In African drumming, the title of master drummer is given to a drummer who is well known by other masters for their high skill and knowledge. It is a title passed down from a master to their pupil, after they have learned all there is to know about the African drum.

In general, a master drummer has given their whole life to the djembe and dunun. They are able to play any part of any rhythm for their ethnic group and neighbouring ethnic groups, in any ceremonial situation.

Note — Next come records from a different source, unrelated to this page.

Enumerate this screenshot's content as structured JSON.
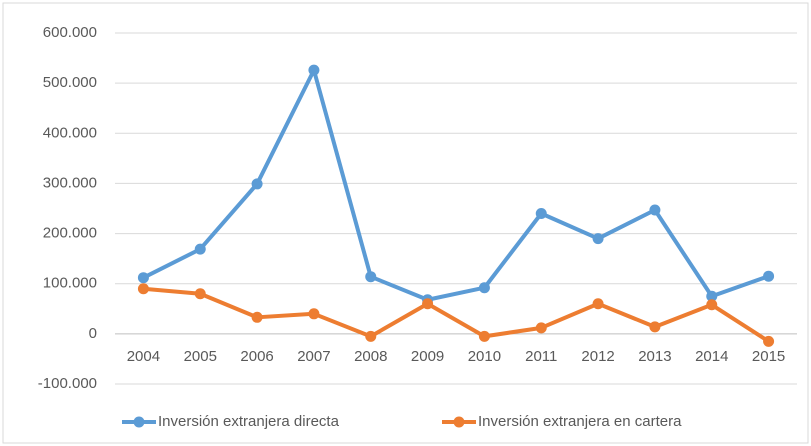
{
  "chart_data": {
    "type": "line",
    "categories": [
      "2004",
      "2005",
      "2006",
      "2007",
      "2008",
      "2009",
      "2010",
      "2011",
      "2012",
      "2013",
      "2014",
      "2015"
    ],
    "series": [
      {
        "name": "Inversión extranjera directa",
        "color": "#5b9bd5",
        "values": [
          112000,
          169000,
          299000,
          526000,
          114000,
          68000,
          92000,
          240000,
          190000,
          247000,
          75000,
          115000
        ]
      },
      {
        "name": "Inversión extranjera en cartera",
        "color": "#ed7d31",
        "values": [
          90000,
          80000,
          33000,
          40000,
          -5000,
          60000,
          -5000,
          12000,
          60000,
          14000,
          58000,
          -15000
        ]
      }
    ],
    "ylim": [
      -100000,
      600000
    ],
    "yticks": [
      {
        "value": -100000,
        "label": "-100.000"
      },
      0,
      {
        "value": 100000,
        "label": "100.000"
      },
      {
        "value": 200000,
        "label": "200.000"
      },
      {
        "value": 300000,
        "label": "300.000"
      },
      {
        "value": 400000,
        "label": "400.000"
      },
      {
        "value": 500000,
        "label": "500.000"
      },
      {
        "value": 600000,
        "label": "600.000"
      }
    ],
    "grid": true,
    "legend": "bottom"
  }
}
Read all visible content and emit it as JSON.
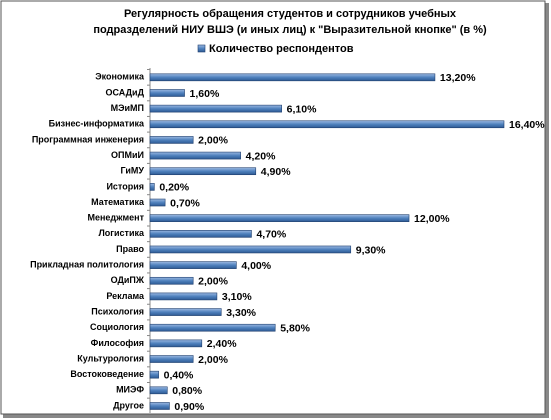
{
  "chart_data": {
    "type": "bar",
    "orientation": "horizontal",
    "title": [
      "Регулярность обращения студентов и сотрудников учебных",
      "подразделений НИУ ВШЭ (и иных лиц) к \"Выразительной кнопке\" (в %)"
    ],
    "categories": [
      "Экономика",
      "ОСАДиД",
      "МЭиМП",
      "Бизнес-информатика",
      "Программная инженерия",
      "ОПМиИ",
      "ГиМУ",
      "История",
      "Математика",
      "Менеджмент",
      "Логистика",
      "Право",
      "Прикладная политология",
      "ОДиПЖ",
      "Реклама",
      "Психология",
      "Социология",
      "Философия",
      "Культурология",
      "Востоковедение",
      "МИЭФ",
      "Другое"
    ],
    "series": [
      {
        "name": "Количество респондентов",
        "color": "#4f81bd",
        "values": [
          13.2,
          1.6,
          6.1,
          16.4,
          2.0,
          4.2,
          4.9,
          0.2,
          0.7,
          12.0,
          4.7,
          9.3,
          4.0,
          2.0,
          3.1,
          3.3,
          5.8,
          2.4,
          2.0,
          0.4,
          0.8,
          0.9
        ],
        "value_labels": [
          "13,20%",
          "1,60%",
          "6,10%",
          "16,40%",
          "2,00%",
          "4,20%",
          "4,90%",
          "0,20%",
          "0,70%",
          "12,00%",
          "4,70%",
          "9,30%",
          "4,00%",
          "2,00%",
          "3,10%",
          "3,30%",
          "5,80%",
          "2,40%",
          "2,00%",
          "0,40%",
          "0,80%",
          "0,90%"
        ]
      }
    ]
  }
}
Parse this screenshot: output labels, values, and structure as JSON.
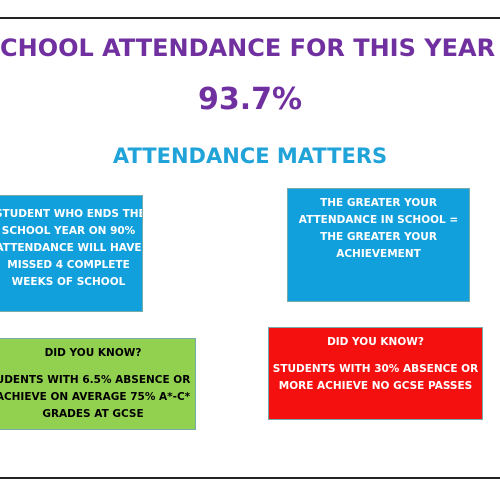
{
  "title": "CHOOL ATTENDANCE FOR THIS YEAR",
  "percentage": "93.7%",
  "subtitle": "ATTENDANCE MATTERS",
  "boxes": [
    {
      "lines": [
        "STUDENT WHO ENDS THE",
        "SCHOOL YEAR ON 90%",
        "ATTENDANCE WILL HAVE",
        "MISSED 4 COMPLETE",
        "WEEKS OF SCHOOL"
      ]
    },
    {
      "lines": [
        "THE GREATER YOUR",
        "ATTENDANCE IN SCHOOL  =",
        "THE GREATER YOUR",
        "ACHIEVEMENT"
      ]
    },
    {
      "heading": "DID YOU KNOW?",
      "lines": [
        "UDENTS WITH 6.5% ABSENCE OR",
        "ACHIEVE ON AVERAGE 75% A*-C*",
        "GRADES AT GCSE"
      ]
    },
    {
      "heading": "DID YOU KNOW?",
      "lines": [
        "STUDENTS WITH 30% ABSENCE OR",
        "MORE ACHIEVE NO GCSE PASSES"
      ]
    }
  ]
}
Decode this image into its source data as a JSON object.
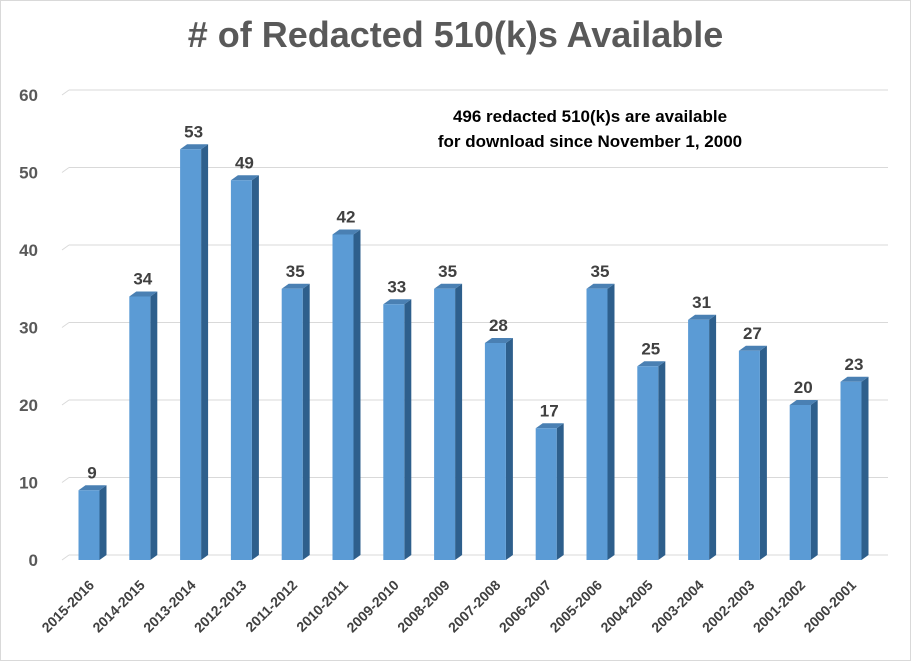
{
  "chart_data": {
    "type": "bar",
    "title": "# of Redacted 510(k)s Available",
    "annotation": [
      "496 redacted  510(k)s are available",
      "for download since November 1, 2000"
    ],
    "categories": [
      "2015-2016",
      "2014-2015",
      "2013-2014",
      "2012-2013",
      "2011-2012",
      "2010-2011",
      "2009-2010",
      "2008-2009",
      "2007-2008",
      "2006-2007",
      "2005-2006",
      "2004-2005",
      "2003-2004",
      "2002-2003",
      "2001-2002",
      "2000-2001"
    ],
    "values": [
      9,
      34,
      53,
      49,
      35,
      42,
      33,
      35,
      28,
      17,
      35,
      25,
      31,
      27,
      20,
      23
    ],
    "ylim": [
      0,
      60
    ],
    "yticks": [
      0,
      10,
      20,
      30,
      40,
      50,
      60
    ],
    "grid": true,
    "legend": "none",
    "bar_color": "#5b9bd5",
    "bar_side_color": "#2e5f8c",
    "bar_top_color": "#4a80b3"
  }
}
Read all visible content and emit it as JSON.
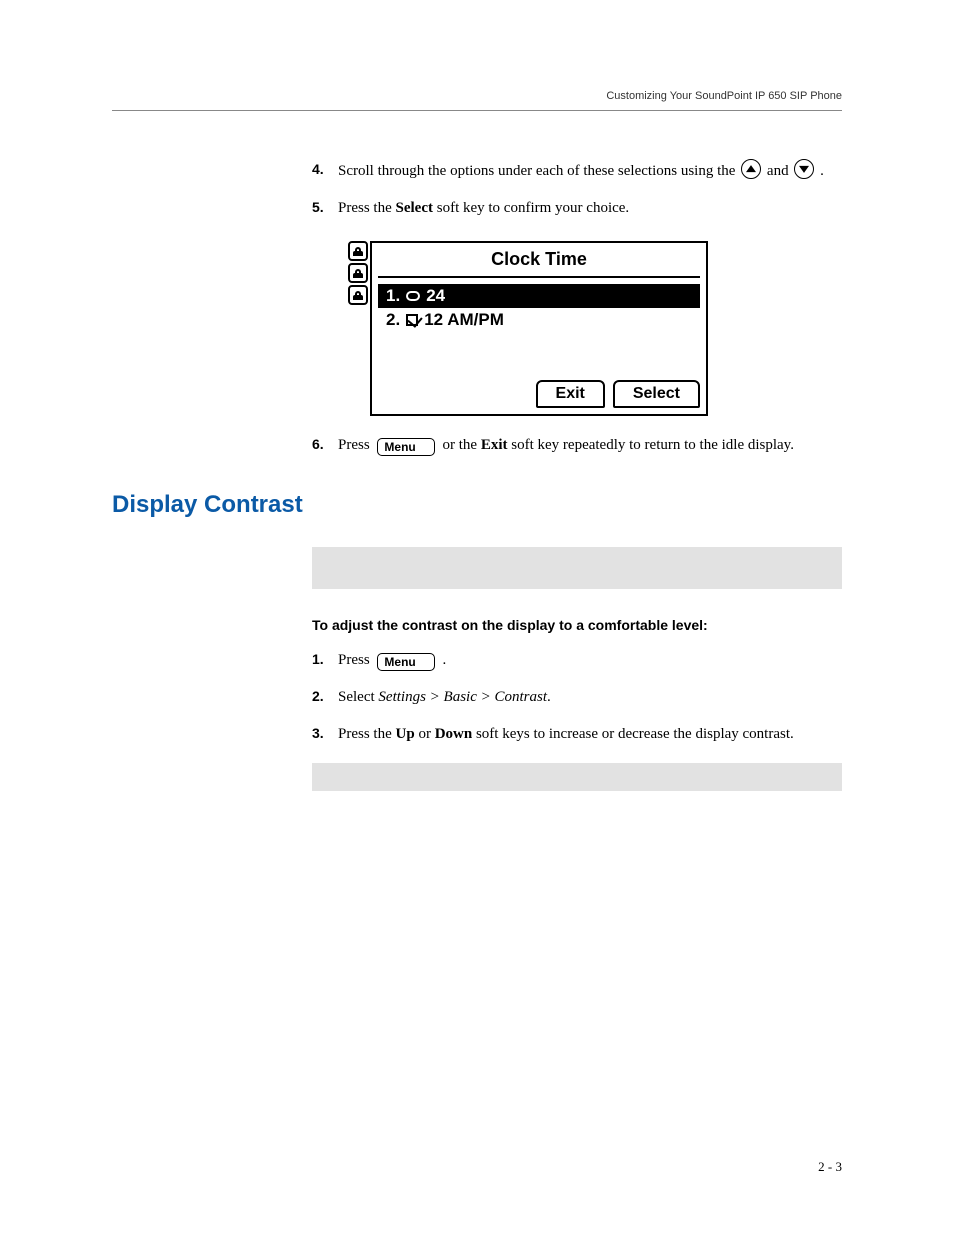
{
  "header": {
    "running_title": "Customizing Your SoundPoint IP 650 SIP Phone"
  },
  "steps_a": [
    {
      "num": "4.",
      "html": "Scroll through the options under each of these selections using the {{up}} and {{down}} ."
    },
    {
      "num": "5.",
      "html": "Press the <b>Select</b> soft key to confirm your choice."
    }
  ],
  "screenshot": {
    "title": "Clock Time",
    "rows": [
      {
        "label": "1.",
        "kind": "radio-open",
        "text": "24",
        "selected": true
      },
      {
        "label": "2.",
        "kind": "radio-check",
        "text": "12 AM/PM",
        "selected": false
      }
    ],
    "softkeys": [
      "Exit",
      "Select"
    ],
    "side_tabs": 3
  },
  "steps_a2": [
    {
      "num": "6.",
      "html": "Press {{menu}} or the <b>Exit</b> soft key repeatedly to return to the idle display."
    }
  ],
  "section": {
    "title": "Display Contrast",
    "title_color": "#0b5aa6",
    "lead_in": "To adjust the contrast on the display to a comfortable level:",
    "steps": [
      {
        "num": "1.",
        "html": "Press {{menu}} ."
      },
      {
        "num": "2.",
        "html": "Select <i>Settings > Basic > Contrast</i>."
      },
      {
        "num": "3.",
        "html": "Press the <b>Up</b> or <b>Down</b> soft keys to increase or decrease the display contrast."
      }
    ]
  },
  "page_number": "2 - 3",
  "glyphs": {
    "menu_label": "Menu"
  },
  "colors": {
    "note_bg": "#e2e2e2",
    "text": "#000000",
    "rule": "#888888"
  }
}
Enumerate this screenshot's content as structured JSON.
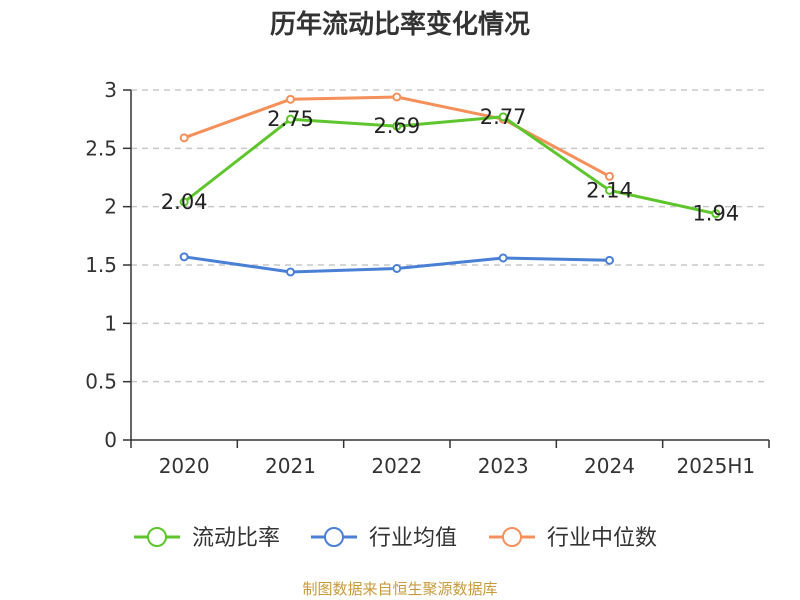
{
  "chart_data": {
    "type": "line",
    "title": "历年流动比率变化情况",
    "categories": [
      "2020",
      "2021",
      "2022",
      "2023",
      "2024",
      "2025H1"
    ],
    "ylim": [
      0,
      3
    ],
    "yticks": [
      "0",
      "0.5",
      "1",
      "1.5",
      "2",
      "2.5",
      "3"
    ],
    "grid": true,
    "legend_position": "bottom",
    "series": [
      {
        "name": "流动比率",
        "color": "#5ec52d",
        "values": [
          2.04,
          2.75,
          2.69,
          2.77,
          2.14,
          1.94
        ],
        "labels": [
          "2.04",
          "2.75",
          "2.69",
          "2.77",
          "2.14",
          "1.94"
        ]
      },
      {
        "name": "行业均值",
        "color": "#4a7fd6",
        "values": [
          1.57,
          1.44,
          1.47,
          1.56,
          1.54,
          null
        ]
      },
      {
        "name": "行业中位数",
        "color": "#f5905a",
        "values": [
          2.59,
          2.92,
          2.94,
          2.75,
          2.26,
          null
        ]
      }
    ]
  },
  "source_text": "制图数据来自恒生聚源数据库"
}
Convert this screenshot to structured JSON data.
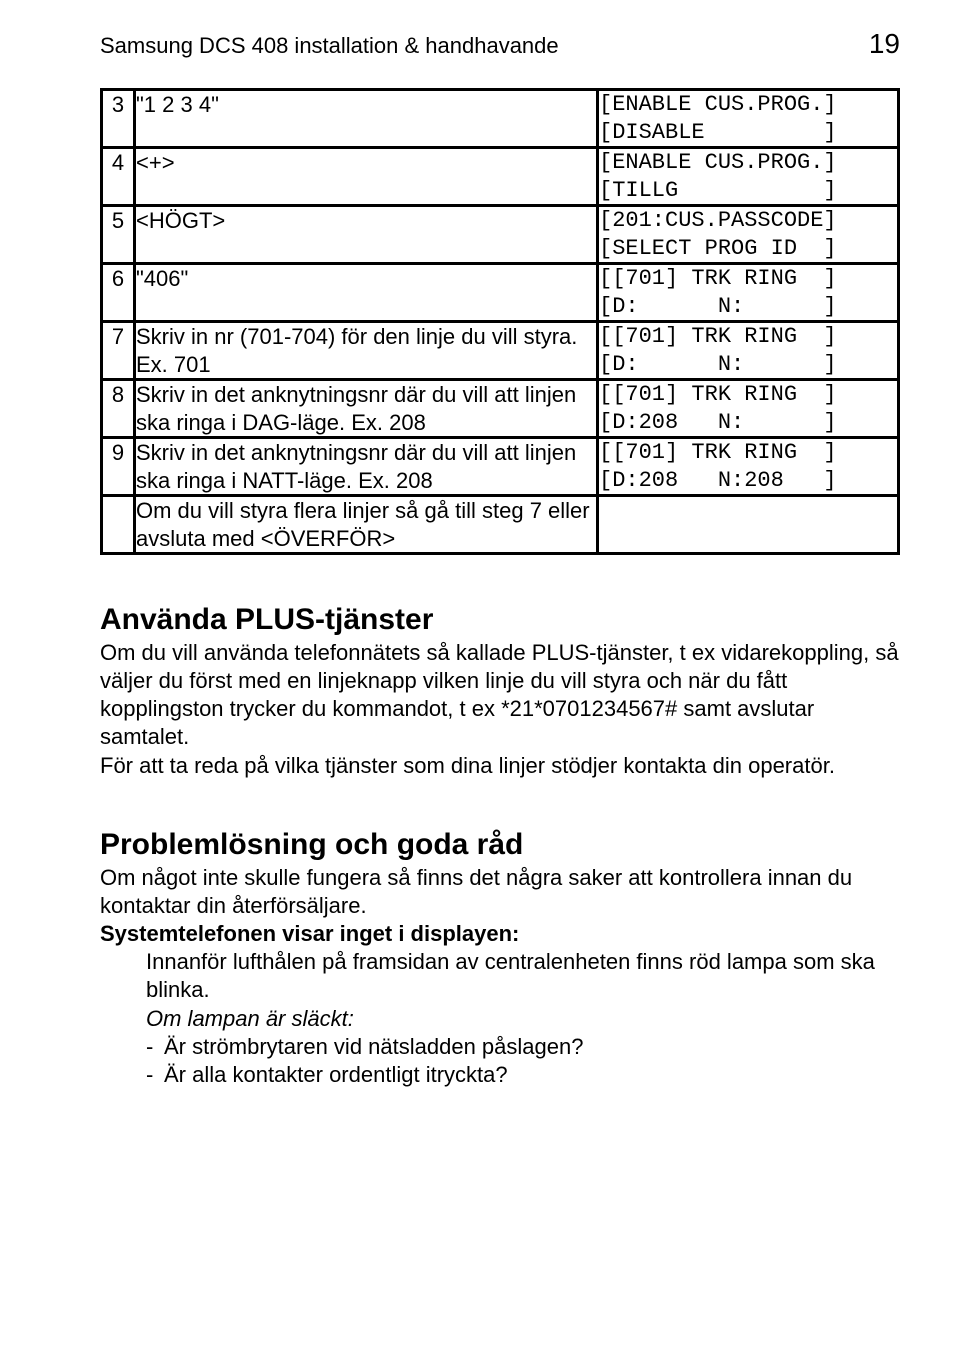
{
  "header": {
    "title": "Samsung DCS 408 installation & handhavande",
    "page_number": "19"
  },
  "table": {
    "rows": [
      {
        "num": "3",
        "desc": "\"1 2 3 4\"",
        "code": "[ENABLE CUS.PROG.]\n[DISABLE         ]"
      },
      {
        "num": "4",
        "desc": "<+>",
        "code": "[ENABLE CUS.PROG.]\n[TILLG           ]"
      },
      {
        "num": "5",
        "desc": "<HÖGT>",
        "code": "[201:CUS.PASSCODE]\n[SELECT PROG ID  ]"
      },
      {
        "num": "6",
        "desc": "\"406\"",
        "code": "[[701] TRK RING  ]\n[D:      N:      ]"
      },
      {
        "num": "7",
        "desc": "Skriv in nr (701-704) för den linje du vill styra. Ex. 701",
        "code": "[[701] TRK RING  ]\n[D:      N:      ]"
      },
      {
        "num": "8",
        "desc": "Skriv in det anknytningsnr där du vill att linjen ska ringa i DAG-läge. Ex. 208",
        "code": "[[701] TRK RING  ]\n[D:208   N:      ]"
      },
      {
        "num": "9",
        "desc": "Skriv in det anknytningsnr där du vill att linjen ska ringa i NATT-läge. Ex. 208",
        "code": "[[701] TRK RING  ]\n[D:208   N:208   ]"
      },
      {
        "num": "",
        "desc": "Om du vill styra flera linjer så gå till steg 7 eller avsluta med <ÖVERFÖR>",
        "code": ""
      }
    ]
  },
  "section_plus": {
    "heading": "Använda PLUS-tjänster",
    "body1": "Om du vill använda telefonnätets så kallade PLUS-tjänster, t ex vidarekoppling, så väljer du först med en linjeknapp vilken linje du vill styra och när du fått kopplingston trycker du kommandot, t ex *21*0701234567# samt avslutar samtalet.",
    "body2": "För att ta reda på vilka tjänster som dina linjer stödjer kontakta din operatör."
  },
  "section_problem": {
    "heading": "Problemlösning och goda råd",
    "intro": "Om något inte skulle fungera så finns det några saker att kontrollera innan du kontaktar din återförsäljare.",
    "sub_heading": "Systemtelefonen visar inget i displayen:",
    "line1": "Innanför lufthålen på framsidan av centralenheten finns röd lampa som ska blinka.",
    "italic_line": "Om lampan är släckt:",
    "bullet1": "Är strömbrytaren vid nätsladden påslagen?",
    "bullet2": "Är alla kontakter ordentligt itryckta?"
  }
}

They also know the songs and dances that go with each rhythm.  A drummer can play for twenty years before he or she is given the status of 'Master'.

Another type of master drummer is a person who leads other drummers in playing drum rhythms, e.g. in the French Caribbean styles, the master drummer may be called "kamande" in French Creole.

The master drummer can also lead the other drummers through a well known dance.

List of master drummers
Some well-known master drummers include:
 Bolokada Conde
 Soungalo Coulibaly
 Mare Sanogo
 Babatunde Olatunji
 Abdoulaye Diakité
 Yamadu Bani Dunbia
 Mamady Keïta
 Mustapha Tettey Addy
 Famoudou Konaté
 Drissa Kone
 Okyerema Asante
 Doudou N'Diaye Rose
 Sikiru Adepoju
 Amadou Kienou

Disambiguation
The term "master drummer" may also refer to an African live composer.